One of the first tasks the engineering team faces is collecting a list of the signals that need to be measured or controlled in the test stand. While documenting signals, they need to list the signal type, location, resolution, data rate, excitation needs, safety needs, and voltage and current levels.
With this information, engineers can collect the signals into measurement banks, and then select the right hardware to provide access to all the signals.
Data Bandwidth
Can the network topology handle the amount of data expected during a test?
The design of the network—including computing devices, switch hardware, and subnetwork architecture—establishes the limit to the amount of data that can be moved across the network. The design team must carefully review the components of the network, looking for any bottlenecks in the system.
A theoretical calculation can provide guidance to a system design, but network applications never achieve full theoretical data rates. Data overhead and latencies impact the total throughput on the network.

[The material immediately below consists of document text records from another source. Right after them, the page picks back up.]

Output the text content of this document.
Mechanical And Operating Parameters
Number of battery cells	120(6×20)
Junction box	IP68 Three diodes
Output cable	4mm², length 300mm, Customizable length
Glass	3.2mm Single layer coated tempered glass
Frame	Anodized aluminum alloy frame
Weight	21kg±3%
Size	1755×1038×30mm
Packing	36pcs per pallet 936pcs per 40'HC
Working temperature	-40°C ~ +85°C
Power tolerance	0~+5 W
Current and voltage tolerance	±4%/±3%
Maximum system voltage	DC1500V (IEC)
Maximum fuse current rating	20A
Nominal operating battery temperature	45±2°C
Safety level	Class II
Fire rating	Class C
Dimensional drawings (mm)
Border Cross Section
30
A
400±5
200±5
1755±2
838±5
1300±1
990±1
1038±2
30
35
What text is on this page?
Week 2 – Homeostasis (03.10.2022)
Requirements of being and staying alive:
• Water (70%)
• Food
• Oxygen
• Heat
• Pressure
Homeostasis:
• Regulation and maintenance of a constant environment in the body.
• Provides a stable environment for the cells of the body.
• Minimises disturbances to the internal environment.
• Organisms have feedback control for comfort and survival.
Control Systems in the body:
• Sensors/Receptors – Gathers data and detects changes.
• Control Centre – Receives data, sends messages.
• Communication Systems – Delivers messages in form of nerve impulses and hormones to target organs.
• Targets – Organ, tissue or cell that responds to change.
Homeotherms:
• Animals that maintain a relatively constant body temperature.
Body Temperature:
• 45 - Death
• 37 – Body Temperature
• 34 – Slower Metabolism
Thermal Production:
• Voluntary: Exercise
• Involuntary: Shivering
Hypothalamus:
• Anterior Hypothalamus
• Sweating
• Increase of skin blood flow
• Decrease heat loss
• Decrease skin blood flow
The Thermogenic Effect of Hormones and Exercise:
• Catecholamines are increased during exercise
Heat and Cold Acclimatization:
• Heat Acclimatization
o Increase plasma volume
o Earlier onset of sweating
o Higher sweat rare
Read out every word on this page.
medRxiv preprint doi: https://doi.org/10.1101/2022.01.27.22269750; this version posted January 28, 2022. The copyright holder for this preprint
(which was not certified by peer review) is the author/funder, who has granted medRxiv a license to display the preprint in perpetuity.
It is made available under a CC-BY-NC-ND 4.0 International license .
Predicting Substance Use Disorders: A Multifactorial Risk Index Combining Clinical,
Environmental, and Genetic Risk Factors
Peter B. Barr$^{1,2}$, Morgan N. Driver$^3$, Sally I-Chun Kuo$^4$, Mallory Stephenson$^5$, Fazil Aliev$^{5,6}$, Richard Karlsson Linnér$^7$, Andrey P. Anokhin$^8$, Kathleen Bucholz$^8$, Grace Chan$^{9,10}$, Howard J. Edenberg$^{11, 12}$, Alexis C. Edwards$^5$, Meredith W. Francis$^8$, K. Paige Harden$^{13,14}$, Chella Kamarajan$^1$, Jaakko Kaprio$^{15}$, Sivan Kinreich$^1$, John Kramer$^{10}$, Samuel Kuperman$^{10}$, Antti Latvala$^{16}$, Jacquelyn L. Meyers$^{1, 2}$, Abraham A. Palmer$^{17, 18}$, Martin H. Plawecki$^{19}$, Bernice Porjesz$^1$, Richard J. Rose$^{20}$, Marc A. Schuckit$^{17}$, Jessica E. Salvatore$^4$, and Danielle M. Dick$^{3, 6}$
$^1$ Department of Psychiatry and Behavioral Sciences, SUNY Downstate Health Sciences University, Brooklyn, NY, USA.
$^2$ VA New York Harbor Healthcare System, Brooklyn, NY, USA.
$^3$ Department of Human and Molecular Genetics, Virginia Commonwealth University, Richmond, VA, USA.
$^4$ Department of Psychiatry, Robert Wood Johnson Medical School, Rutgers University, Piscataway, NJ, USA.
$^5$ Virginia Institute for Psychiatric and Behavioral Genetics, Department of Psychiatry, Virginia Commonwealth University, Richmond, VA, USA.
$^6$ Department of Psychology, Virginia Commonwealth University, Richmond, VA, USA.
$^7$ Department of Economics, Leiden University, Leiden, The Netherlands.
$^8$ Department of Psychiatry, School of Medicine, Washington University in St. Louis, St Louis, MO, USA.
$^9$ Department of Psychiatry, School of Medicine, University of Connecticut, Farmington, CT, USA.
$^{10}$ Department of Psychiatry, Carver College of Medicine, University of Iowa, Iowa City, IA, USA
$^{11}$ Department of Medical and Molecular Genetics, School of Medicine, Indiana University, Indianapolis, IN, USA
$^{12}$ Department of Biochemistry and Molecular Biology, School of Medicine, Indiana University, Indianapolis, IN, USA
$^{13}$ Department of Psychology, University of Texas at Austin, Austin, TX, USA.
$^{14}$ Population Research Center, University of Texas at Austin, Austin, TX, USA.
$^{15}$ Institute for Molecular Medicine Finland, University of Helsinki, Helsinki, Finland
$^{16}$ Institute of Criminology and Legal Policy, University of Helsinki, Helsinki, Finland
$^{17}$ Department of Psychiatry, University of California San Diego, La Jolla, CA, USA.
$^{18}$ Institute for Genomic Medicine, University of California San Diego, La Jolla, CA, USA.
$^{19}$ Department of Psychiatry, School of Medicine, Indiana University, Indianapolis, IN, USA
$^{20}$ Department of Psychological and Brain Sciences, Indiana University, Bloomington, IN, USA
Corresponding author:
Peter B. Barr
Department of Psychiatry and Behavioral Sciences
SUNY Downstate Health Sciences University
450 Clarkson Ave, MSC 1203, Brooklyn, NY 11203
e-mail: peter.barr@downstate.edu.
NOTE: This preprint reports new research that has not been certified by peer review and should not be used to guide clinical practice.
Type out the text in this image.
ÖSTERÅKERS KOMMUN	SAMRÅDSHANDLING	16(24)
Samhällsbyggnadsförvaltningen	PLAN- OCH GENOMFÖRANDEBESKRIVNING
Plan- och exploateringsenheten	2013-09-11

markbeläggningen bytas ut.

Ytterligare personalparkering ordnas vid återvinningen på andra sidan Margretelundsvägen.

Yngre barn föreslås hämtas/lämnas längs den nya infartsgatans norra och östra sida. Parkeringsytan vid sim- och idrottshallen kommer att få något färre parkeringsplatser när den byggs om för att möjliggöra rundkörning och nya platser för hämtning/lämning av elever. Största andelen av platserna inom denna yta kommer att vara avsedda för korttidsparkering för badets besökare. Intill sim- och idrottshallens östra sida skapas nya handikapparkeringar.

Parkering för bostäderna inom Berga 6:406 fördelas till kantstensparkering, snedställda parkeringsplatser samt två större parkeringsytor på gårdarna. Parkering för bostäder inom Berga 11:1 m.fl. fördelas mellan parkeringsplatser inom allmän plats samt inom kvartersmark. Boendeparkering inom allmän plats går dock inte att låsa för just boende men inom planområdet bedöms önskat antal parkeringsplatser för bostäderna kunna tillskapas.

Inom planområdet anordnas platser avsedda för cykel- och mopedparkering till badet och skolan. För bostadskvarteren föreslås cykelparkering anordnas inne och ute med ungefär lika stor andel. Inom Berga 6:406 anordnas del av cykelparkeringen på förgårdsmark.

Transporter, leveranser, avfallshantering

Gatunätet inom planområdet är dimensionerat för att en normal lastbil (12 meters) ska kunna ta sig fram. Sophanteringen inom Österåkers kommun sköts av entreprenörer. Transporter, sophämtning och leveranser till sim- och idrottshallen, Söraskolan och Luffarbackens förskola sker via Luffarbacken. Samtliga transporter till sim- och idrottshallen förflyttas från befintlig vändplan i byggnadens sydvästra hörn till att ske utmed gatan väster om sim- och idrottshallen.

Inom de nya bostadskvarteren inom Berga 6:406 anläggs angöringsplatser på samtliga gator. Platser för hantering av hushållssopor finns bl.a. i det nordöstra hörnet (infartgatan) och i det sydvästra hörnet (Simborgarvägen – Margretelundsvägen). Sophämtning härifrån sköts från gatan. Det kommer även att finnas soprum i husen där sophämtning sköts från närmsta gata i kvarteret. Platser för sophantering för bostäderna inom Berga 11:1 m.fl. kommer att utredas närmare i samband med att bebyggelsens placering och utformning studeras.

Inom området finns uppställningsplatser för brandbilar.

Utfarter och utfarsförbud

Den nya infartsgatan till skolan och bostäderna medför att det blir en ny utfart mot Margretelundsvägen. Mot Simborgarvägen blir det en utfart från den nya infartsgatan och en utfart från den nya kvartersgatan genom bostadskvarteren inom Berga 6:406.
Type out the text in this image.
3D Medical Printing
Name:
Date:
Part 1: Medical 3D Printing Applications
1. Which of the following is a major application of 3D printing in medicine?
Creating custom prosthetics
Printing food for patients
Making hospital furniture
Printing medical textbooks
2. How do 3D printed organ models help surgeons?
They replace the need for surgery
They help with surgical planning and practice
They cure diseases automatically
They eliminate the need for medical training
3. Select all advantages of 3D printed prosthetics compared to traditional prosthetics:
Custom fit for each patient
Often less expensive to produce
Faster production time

In designing a network, it is advisable to keep data rates significantly below the theoretical limit.
Safety
What safety systems will be required to be in place?
A rocket facility has many dangerous conditions. A mistake in the design, implementation, or operation of the systems may result in a catastrophic accident. The design team must be aware of safety protocols required by federal and local laws. The design team must also consider how to protect the personnel, equipment, and area associated with the test station in ways that are not covered by laws.
Some of the areas at a rocket facility are hazardous zones because of the gases used to power the rocket engine. Some of these gases cannot be fully contained, creating a zone where any electrical spark can result in a fire or explosion. To prevent this situation, any equipment in the hazardous area must be intrinsically safe—that is, incapable of generating a spark. This can be managed by moving electrical equipment outside of the hazardous zone. An electrically controlled valve can be placed outside the zone, so that the only equipment in the zone is the pipe leading away from the valve.
If a device must be located inside the hazardous zone, the equipment must be certified as intrinsically safe by the equipment vendor. In the U.S. this means Class 1 Div 1 certification. In Europe, this means ATEX certification based on the gas type.
If a device is outside the hazardous zone, but runs a signal into it, the device must have an intrinsic barrier to prevent a spark generated in the device from being passed into the zone. Even low-level devices, like thermocouple measurement instruments, require an intrinsic barrier to prevent power from the device (like an attached power supply) from passing into the zone. An intrinsic barrier can be attached into the signal path between the device and the hazardous zone and provides protection against both voltage and current spikes. Note that intrinsic barriers vary based on the signal type, so a barrier designed for a thermocouple would not be appropriate for a valve controller.
Certifications
What certifications need to be met by the facility, support systems, and test stand?
Different certifications are required for different areas based on populations, the purpose of the facility, local laws, and the purpose of the rocket equipment. For example, a rocket test performed on a U.S. Air Force Base may require AFSPCMAN 91-7108 certification prior to any rocket activity.
In addition to certifications required to perform the test, certifications impact the goal of the testing. If the purpose of the testing is to certify the rocket engine for use, the test stand design must meet the demands of that certification. For example, MIL-STD-8109 ensures that the device being tested meets the expected conditions of the use of the product. MIL-STD-20210 ensures that components under 300 lbs. meet the electrical and environmental requirements of a demanding application. These may be required if the U.S. Department of Defense is an intended customer of the technology being tested.